After the meeting, Xi said “China and the US must find a new path, one that is different from the inevitable confrontation and conflict between the major countries of the past,” adding that a new chapter in cooperation between China and the US in the Asia-Pacific region had been opened.
During the summit the idea emerged that a new type of big power relationship between the US and China would develop, in which they would jointly manage the Asia-Pacific region.
This would be ominous for Taiwan because China sees the Taiwan Strait as a core interest, and Taiwan will bear the brunt of the impact of this new kind of relationship.
It is a cause for concern that China will target Taiwan as the first part of the region to control.

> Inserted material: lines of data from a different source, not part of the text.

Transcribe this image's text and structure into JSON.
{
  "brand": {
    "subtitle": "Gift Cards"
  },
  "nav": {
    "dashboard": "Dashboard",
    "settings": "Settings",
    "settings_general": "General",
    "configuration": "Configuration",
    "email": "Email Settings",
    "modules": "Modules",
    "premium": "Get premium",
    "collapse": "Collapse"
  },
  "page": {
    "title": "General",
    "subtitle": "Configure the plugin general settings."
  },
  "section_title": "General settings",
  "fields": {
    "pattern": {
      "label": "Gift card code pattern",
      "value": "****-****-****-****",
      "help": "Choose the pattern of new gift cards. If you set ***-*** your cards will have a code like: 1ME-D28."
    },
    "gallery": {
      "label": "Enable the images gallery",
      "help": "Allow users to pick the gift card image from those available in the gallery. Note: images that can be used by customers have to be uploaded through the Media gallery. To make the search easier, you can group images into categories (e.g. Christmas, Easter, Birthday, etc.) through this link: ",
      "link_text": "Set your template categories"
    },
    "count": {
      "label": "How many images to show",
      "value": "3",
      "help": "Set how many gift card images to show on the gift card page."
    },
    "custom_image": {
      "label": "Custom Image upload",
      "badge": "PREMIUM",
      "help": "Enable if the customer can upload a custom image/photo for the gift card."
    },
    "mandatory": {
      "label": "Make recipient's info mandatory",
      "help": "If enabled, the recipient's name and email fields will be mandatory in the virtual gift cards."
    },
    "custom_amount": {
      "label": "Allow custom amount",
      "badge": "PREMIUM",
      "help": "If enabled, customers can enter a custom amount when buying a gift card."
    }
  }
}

However, though the summit did away with diplomatic formalities and Obama and Xi engaged in “earnest” dialogue for almost eight hours, they found little common ground, so little, in fact, that it is hard to guess what Xi’s idea of a new kind of relationship between the two great powers will look like.
China’s strong nationalism did not just start when Xi began talking about the “Chinese Dream.” China has been posturing as a “great power” ever since it hosted the Olympics in 2008, after which Beijing had frequent nationalistic conflicts with neighboring countries that became increasingly serious in 2010.
However, just as Chinese emotions heated, Hao Yufan (郝雨凡), dean of the Faculty of Social Sciences and Humanities at the University of Macau, published an article about China’s lack of a grand diplomatic strategy forcing it simply to react to a string of incidents.
The article sparked heated debate within Chinese academia on whether China had such a diplomatic strategy.
Much was made of China’s “peaceful rise” to power; its traditional anti-hegemonism and anti-alliance ideas; how it does not interfere with the internal affairs of other countries based on its own values; how it spurs the global economy with its strong economic growth; and why it constantly runs into trouble with other countries when it provides hundred of billions of yuan in foreign aid and tens of billions each year on debt-forgiveness to poorer countries.
Many people asked why China is not gaining more influence, why it is always bullied by the international community and why nobody is willing to stand up and speak for China when it suffers injustices.
It was said that China’s current status is far from what it was under former Chinese leaders Mao Zedong (毛澤東) and Deng Xiaoping ( 鄧小平) and that China is also still behind the US, which despite its sluggish economy is an arrogant, imperialist bully.